Emphasis mine.  But wait, my liberal friends say - these regulations don't kick in for another year.  It's just another example of greedy business taking advantage of the working class!  Not so fast, would be my reply....

The mandate to offer health insurance doesn't take effect until 2014, but the "measurement period" used by the feds to determine a firm's average number of full-time employees started last month. So the cutbacks and employment dodges are underway.

Emphasis mine.  Another unintended consequence....

CEO's are stepping up to battle the unintended job losses that the ACA has created.

But the damage won't be limited to franchisees or restaurants. A 2012 survey of employers by the Mercer consulting firm found that 67% of retail and wholesale firms that don't offer insurance coverage today "are more inclined to change their workforce strategy so that fewer employees meet that [30 hour a week] threshold." This week Nigel Travis, the CEO of Dunkin' Donuts, asked Congress to change the health law's definition of full-time to 40 hours a week from 30 hours so worker hours won't have to be cut.

And while I expect the House to attempt to undo some of that damage, I know the Senate and the President will block even that basic bit of common sense.

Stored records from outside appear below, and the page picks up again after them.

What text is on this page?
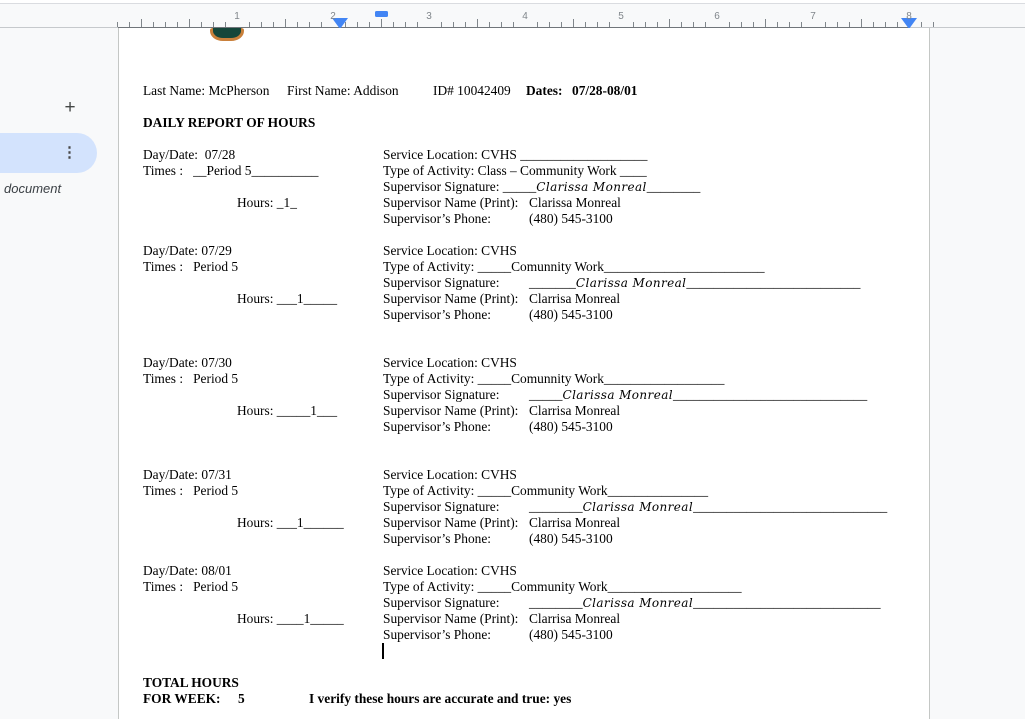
1	2	3	4	5	6	7	8
+
⋮
document

Last Name: McPherson

First Name: Addison

	ID# 10042409

Dates:

07/28-08/01

DAILY REPORT OF HOURS
Day/Date:  07/28	Service Location: CVHS ___________________
Times :   __Period 5__________	Type of Activity: Class – Community Work ____
Supervisor Signature: _____Clarissa Monreal________
Hours: _1_	Supervisor Name (Print): Clarissa Monreal
Supervisor’s Phone:	(480) 545-3100
Day/Date: 07/29	Service Location: CVHS
Times :   Period 5	Type of Activity: _____Comunnity Work________________________
Supervisor Signature: _______Clarissa Monreal__________________________
Hours: ___1_____	Supervisor Name (Print): Clarrisa Monreal
Supervisor’s Phone:	(480) 545-3100
Day/Date: 07/30	Service Location: CVHS
Times :   Period 5	Type of Activity: _____Comunnity Work__________________
Supervisor Signature: _____Clarissa Monreal_____________________________
Hours: _____1___	Supervisor Name (Print): Clarrisa Monreal
Supervisor’s Phone:	(480) 545-3100
Day/Date: 07/31	Service Location: CVHS
Times :   Period 5	Type of Activity: _____Community Work_______________
Supervisor Signature: ________Clarissa Monreal_____________________________
Hours: ___1______	Supervisor Name (Print): Clarrisa Monreal
Supervisor’s Phone:	(480) 545-3100
Day/Date: 08/01	Service Location: CVHS
Times :   Period 5	Type of Activity: _____Community Work____________________
Supervisor Signature: ________Clarissa Monreal____________________________
Hours: ____1_____	Supervisor Name (Print): Clarrisa Monreal
Supervisor’s Phone:	(480) 545-3100

TOTAL HOURS

FOR WEEK:

5

	I verify these hours are accurate and true: yes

One of the really damning parts (for the Obama Administration and their job creation claims) is a sidebar chart that shows just how hard it is to find a full time job to pay the bills.

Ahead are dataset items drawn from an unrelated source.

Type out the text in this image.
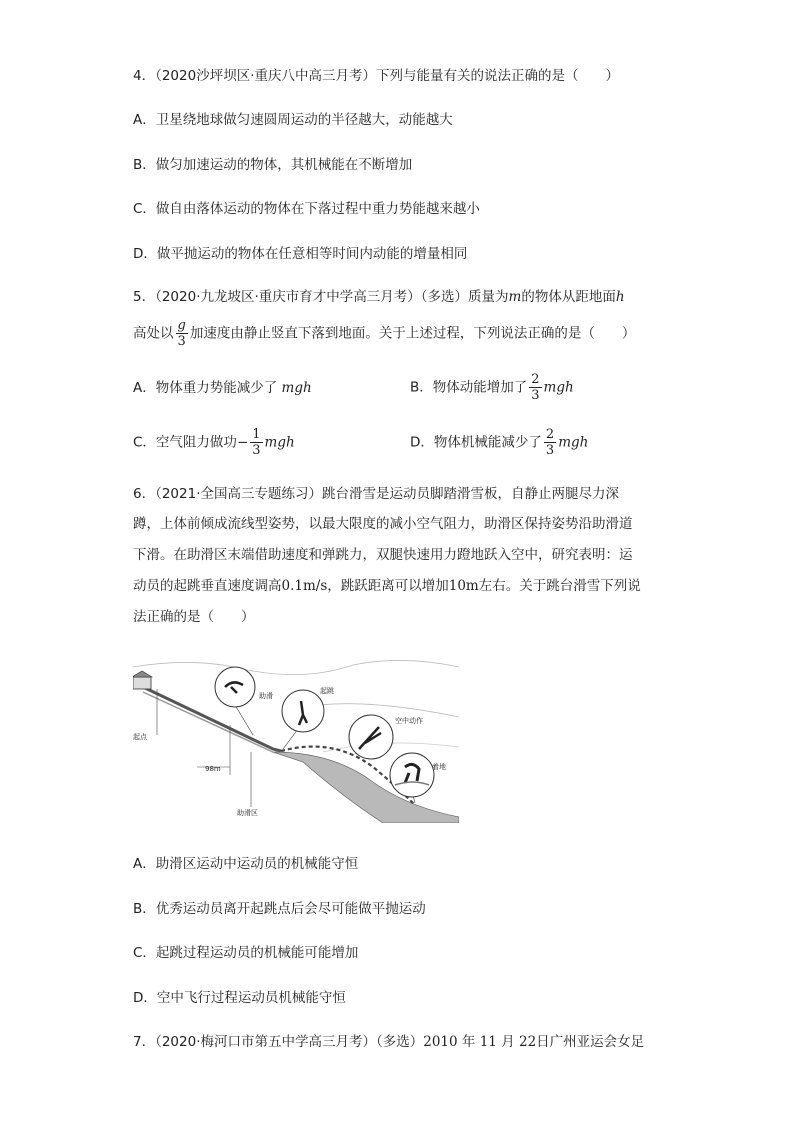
4．（2020沙坪坝区·重庆八中高三月考）下列与能量有关的说法正确的是（　　）
A．卫星绕地球做匀速圆周运动的半径越大，动能越大
B．做匀加速运动的物体，其机械能在不断增加
C．做自由落体运动的物体在下落过程中重力势能越来越小
D．做平抛运动的物体在任意相等时间内动能的增量相同
5．（2020·九龙坡区·重庆市育才中学高三月考）（多选）质量为m的物体从距地面h
高处以 $\frac{g}{3}$ 加速度由静止竖直下落到地面。关于上述过程，下列说法正确的是（　　）
A．物体重力势能减少了 mgh	B．物体动能增加了 $\frac{2}{3}$ mgh
C．空气阻力做功− $\frac{1}{3}$ mgh	D．物体机械能减少了 $\frac{2}{3}$ mgh
6．（2021·全国高三专题练习）跳台滑雪是运动员脚踏滑雪板，自静止两腿尽力深
蹲，上体前倾成流线型姿势，以最大限度的减小空气阻力，助滑区保持姿势沿助滑道
下滑。在助滑区末端借助速度和弹跳力，双腿快速用力蹬地跃入空中，研究表明：运
动员的起跳垂直速度调高0.1m/s，跳跃距离可以增加10m左右。关于跳台滑雪下列说
法正确的是（　　）
助滑
起跳
空中动作
着地
起点
98m
助滑区
A．助滑区运动中运动员的机械能守恒
B．优秀运动员离开起跳点后会尽可能做平抛运动
C．起跳过程运动员的机械能可能增加
D．空中飞行过程运动员机械能守恒
7．（2020·梅河口市第五中学高三月考）（多选）2010 年 11 月 22日广州亚运会女足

Take a look at the spike from approximately 2008 until 2011.  While it started to dip in 2011, according to the WSJ article it's going to go back up.

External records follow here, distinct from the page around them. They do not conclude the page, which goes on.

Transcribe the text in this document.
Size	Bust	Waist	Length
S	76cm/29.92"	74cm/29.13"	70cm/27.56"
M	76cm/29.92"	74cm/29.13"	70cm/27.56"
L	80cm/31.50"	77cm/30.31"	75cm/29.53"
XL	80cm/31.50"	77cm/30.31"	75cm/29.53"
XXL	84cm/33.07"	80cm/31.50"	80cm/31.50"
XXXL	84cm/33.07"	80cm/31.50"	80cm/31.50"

The timing of all this couldn't be worse. Involuntary part-time U.S. employment is already near a record high. The latest Department of Labor employment survey counts roughly eight million Americans who want a full-time job but are stuck in a part-time holding pattern. That number is down only 520,000 since January 2010 and it is 309,000 higher than last March. (See the nearby chart.) And now comes ObamaCare to increase the incentive for employers to hire only part-time workers.

Democrats who thought they were doing workers a favor by mandating health coverage can't seem to understand that it doesn't help workers to give them health care if they can't get a full-time job that pays the rest of their bills.

While I suspect that some Democrats really did think they were trying to help workers.  But the vast majority of the ones who cobbled this horrible legislation together and rammed it down everyone's throats had a bigger goal in mind.  A goal of crippling the economy in order to get more people dependent on government aid so that they could justify confiscatory taxes on "the rich" (a term the Democrats have yet to define).

Throughout the course of the "debate" on the ACA, the American people and the GOP begged and pleaded for the Democrats to slow down the process - to allow everyone time to read the bill.  Nancy Pelosi insisted that you had to pass the bill in order to see what was in it.  Now we know why - because if the bill's consequences had been known, it never would have passed. 

There is no fixing the abomination....total repeal and starting over from scratch is the only way to fix the multitude of unintended failures of the ACA.